The results present good predictions of the source characteristics using the health observations as input for the proposed source reconstruction algorithm. The accuracy of the method, in reconstructing the source parameters decreases when a small set of observations or input data are available. Nonetheless, it is concluded that the current methodology is an appropriate tool for advance emergency preparedness and response during a HazMat release in urban environments, and that this is done within practical computer resources.

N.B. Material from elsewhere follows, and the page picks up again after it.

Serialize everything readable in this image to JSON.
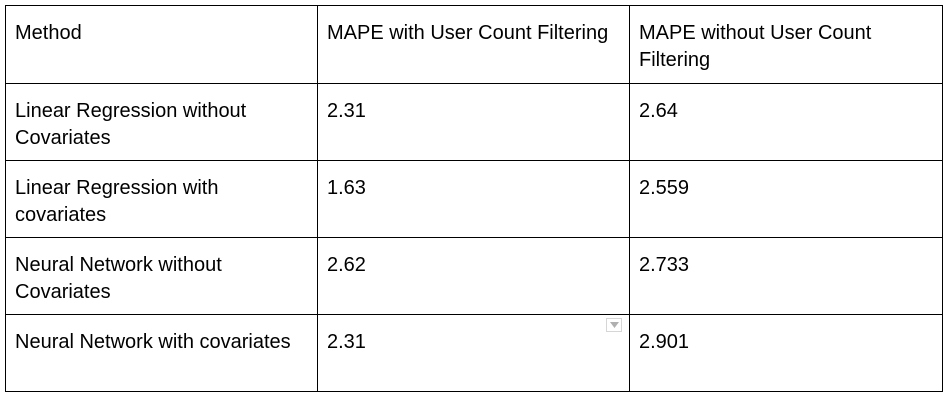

In a real life situation, the application of source-reconstruction approaches is challenging because of the lack of multiple monitoring stations and of the dependence, amongst others, on the meteorological conditions, emissions, and the released agent characteristics. It is also difficult to collect such information a priori. On the contrary, the proposed methodology is one step closer to the practical applications since it employs symptom-observations as input, instead of concentrations, as in most earlier works. There is room for much future work such as the use of the proposed algorithm with ADREA CFD code for addressing the same problem in urban environments[58,82]. The further investigation of human behaviour during an evacuation from a threatened area to a safe place[83] and the calculation of toxic load versus the infrastructure effects (e.g. buildings, obstacles, trees, etc) could also be beneficial for the safety engineers.